Hall of Fame college basketball coach Lute Olson dies at age 85
Hall of Fame head coach Lute Olson passed away on Thursday at the age of 85. Olson won 780 games as the head coach at Arizona, Iowa and Long Beach State and led the Wildcats to NCAA National Championship glory in 1997.
Perhaps best remembered for his 24 years in Tuscon, Olson got his start in Southern California coaching at Long Beach CC. He moved up to Long Beach State in 1973, going an impressive 24-2 and winning the PCAA title in his lone season with the 49ers. The next stop was Iowa City, where he won 167 games over nine seasons with the Hawkeyes. Turned the mediocre Iowa basketball program into a consistent NCAA team, going to the Big Dance in each of his last five seasons there and winning the Big Ten championship in 1979 (still the school’s most recent conference crown).
After reaching the Sweet Sixteen (his second in four years) in 1983, Olson headed back out West to take over at Arizona. It was during his tenure with the Wildcats, in which we won 589 games, 11x Pac-10 titles and went to 22x NCAA Tournaments, that he cemented his legacy as one of college basketball’s all-time great coaches. Recruiting and molding a number of NBA players, including Steve Kerr, Damon Stoudamire, Richard Jefferson, Jason Terry, Gilbert Arenas and Andre Iguodala (and that is just skimming the surface), Olson turned Arizona into a certified powerhouse.
“He was an educator, a motivator, a husband, a father, a grandfather and a friend to so many,” University of Arizona President Dr. Robert C. Robbins said in a statement on Thursday. “He was a true leader in every sense of the word and displayed such integrity and compassion in every endeavor. While Coach will no longer be with us, his presence will be felt for generations to come.”
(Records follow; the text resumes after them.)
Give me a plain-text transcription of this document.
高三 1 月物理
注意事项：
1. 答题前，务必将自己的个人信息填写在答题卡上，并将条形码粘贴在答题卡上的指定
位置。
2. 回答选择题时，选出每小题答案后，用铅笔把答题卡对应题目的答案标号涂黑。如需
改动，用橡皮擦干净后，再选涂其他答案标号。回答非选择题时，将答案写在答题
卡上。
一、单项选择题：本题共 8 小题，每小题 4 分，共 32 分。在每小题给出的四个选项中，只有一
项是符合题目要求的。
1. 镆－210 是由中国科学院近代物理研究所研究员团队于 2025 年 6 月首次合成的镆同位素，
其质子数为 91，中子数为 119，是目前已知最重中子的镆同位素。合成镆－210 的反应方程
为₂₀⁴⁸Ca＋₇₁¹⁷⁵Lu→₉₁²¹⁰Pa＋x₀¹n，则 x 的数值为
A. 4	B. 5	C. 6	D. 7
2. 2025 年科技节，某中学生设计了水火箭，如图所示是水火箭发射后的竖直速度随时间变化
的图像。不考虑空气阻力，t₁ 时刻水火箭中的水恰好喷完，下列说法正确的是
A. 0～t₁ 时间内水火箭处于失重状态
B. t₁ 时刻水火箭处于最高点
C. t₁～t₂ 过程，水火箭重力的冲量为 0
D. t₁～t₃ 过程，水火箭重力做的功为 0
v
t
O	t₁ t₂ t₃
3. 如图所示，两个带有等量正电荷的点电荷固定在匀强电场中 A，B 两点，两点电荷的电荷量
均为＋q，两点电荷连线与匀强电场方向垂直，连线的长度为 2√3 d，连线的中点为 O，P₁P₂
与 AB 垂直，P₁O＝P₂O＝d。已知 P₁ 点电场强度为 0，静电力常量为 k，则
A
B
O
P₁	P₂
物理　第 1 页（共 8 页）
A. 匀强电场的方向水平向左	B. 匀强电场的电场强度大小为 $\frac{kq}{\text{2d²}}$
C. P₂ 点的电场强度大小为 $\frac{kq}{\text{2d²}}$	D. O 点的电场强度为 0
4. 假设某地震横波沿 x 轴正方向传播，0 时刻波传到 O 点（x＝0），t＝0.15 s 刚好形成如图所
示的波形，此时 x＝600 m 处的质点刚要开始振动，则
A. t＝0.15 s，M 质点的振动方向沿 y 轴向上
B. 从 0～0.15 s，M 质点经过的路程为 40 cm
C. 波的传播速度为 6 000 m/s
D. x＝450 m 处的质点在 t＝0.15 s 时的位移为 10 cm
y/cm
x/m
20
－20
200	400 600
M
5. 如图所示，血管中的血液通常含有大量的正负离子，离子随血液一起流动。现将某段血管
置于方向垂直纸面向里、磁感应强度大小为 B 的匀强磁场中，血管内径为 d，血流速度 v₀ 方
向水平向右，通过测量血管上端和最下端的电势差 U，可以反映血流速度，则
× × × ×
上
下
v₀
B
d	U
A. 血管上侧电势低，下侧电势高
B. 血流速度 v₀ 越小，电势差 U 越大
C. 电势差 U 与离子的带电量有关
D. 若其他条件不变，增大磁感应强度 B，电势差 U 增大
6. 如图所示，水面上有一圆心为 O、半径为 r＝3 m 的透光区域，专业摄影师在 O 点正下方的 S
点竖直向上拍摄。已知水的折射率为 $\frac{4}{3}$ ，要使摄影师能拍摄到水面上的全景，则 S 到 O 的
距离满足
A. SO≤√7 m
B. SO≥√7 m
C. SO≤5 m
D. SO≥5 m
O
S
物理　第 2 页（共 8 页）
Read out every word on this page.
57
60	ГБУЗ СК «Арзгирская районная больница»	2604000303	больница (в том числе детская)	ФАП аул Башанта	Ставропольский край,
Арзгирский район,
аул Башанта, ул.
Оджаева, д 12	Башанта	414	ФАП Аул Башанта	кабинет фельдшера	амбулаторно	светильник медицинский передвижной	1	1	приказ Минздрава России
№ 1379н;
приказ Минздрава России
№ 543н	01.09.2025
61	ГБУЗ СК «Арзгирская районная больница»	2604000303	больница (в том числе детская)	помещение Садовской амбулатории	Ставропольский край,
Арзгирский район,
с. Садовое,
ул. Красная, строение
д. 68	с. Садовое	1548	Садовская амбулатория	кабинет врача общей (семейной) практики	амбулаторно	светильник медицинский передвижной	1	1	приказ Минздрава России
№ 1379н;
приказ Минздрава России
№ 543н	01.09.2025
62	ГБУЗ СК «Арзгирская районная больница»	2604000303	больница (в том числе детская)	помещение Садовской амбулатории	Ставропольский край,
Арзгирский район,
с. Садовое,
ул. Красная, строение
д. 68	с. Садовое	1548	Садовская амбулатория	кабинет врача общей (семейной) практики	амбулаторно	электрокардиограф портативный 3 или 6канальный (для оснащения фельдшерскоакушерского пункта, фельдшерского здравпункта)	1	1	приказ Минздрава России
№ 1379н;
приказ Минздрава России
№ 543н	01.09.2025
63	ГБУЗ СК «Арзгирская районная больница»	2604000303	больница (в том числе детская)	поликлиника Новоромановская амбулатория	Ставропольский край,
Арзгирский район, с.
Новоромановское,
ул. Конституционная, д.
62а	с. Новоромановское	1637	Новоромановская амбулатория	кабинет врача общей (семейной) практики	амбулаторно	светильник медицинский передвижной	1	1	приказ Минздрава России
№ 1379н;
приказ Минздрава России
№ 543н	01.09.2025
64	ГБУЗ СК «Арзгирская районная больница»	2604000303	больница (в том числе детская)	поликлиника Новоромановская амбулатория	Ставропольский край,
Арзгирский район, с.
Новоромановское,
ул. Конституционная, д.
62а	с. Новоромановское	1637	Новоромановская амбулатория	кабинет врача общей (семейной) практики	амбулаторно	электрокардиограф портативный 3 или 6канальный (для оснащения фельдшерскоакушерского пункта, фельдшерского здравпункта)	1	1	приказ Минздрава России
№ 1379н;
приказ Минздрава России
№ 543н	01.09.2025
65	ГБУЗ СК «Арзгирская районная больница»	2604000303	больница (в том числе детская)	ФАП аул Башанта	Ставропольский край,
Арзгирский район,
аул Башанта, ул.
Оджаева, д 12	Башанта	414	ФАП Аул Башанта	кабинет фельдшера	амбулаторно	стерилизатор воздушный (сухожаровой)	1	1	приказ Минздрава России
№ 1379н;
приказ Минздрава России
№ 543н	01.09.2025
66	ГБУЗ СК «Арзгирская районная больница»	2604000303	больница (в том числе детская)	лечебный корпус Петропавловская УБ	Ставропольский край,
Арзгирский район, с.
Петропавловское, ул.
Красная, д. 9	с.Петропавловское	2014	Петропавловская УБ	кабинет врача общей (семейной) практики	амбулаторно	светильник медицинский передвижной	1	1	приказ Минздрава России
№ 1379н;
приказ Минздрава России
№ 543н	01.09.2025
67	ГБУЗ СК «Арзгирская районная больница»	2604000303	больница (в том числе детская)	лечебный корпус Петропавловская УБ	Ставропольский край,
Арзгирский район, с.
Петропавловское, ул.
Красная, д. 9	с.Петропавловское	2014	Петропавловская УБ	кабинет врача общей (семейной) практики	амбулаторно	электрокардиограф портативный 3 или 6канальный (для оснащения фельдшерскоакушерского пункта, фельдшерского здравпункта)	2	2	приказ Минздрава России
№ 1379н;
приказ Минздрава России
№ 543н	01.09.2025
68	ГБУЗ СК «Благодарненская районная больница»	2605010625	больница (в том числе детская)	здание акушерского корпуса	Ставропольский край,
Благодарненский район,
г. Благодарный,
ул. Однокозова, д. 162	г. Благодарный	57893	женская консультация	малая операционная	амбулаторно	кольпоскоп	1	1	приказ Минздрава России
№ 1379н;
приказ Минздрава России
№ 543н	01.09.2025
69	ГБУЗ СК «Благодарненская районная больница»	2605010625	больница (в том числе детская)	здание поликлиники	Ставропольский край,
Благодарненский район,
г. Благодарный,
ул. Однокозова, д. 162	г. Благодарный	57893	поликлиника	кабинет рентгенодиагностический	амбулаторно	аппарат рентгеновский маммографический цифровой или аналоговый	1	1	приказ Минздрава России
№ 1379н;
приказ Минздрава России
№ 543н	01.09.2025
Current Wildcat head coach Sean Miller had this to say: “He was more than a coach to all of his players. The family atmosphere he created for each of them might be the most impressive accomplishment of his time. To this day, there is a connection and closeness between generations of Arizona players that will last forever. He was a leader in our community and gave his time and resources for more than three decades. The love affair that he created between Tucson and our basketball program has resulted in the unmatched fanbase and the home court atmosphere that we feel inside the McKale Center today.”
Former players have been sharing memories of Olson on social media since the news broke on Thursday (Kerr, Terry, Jefferson, and more).
Olson’s career accomplishments were recognized in 2002 – while he was still at Arizona – with his induction into the Naismith Memorial Basketball Hall of Fame. Four years later, Olson was part of the inaugural class of the National Collegiate Basketball Hall of Fame.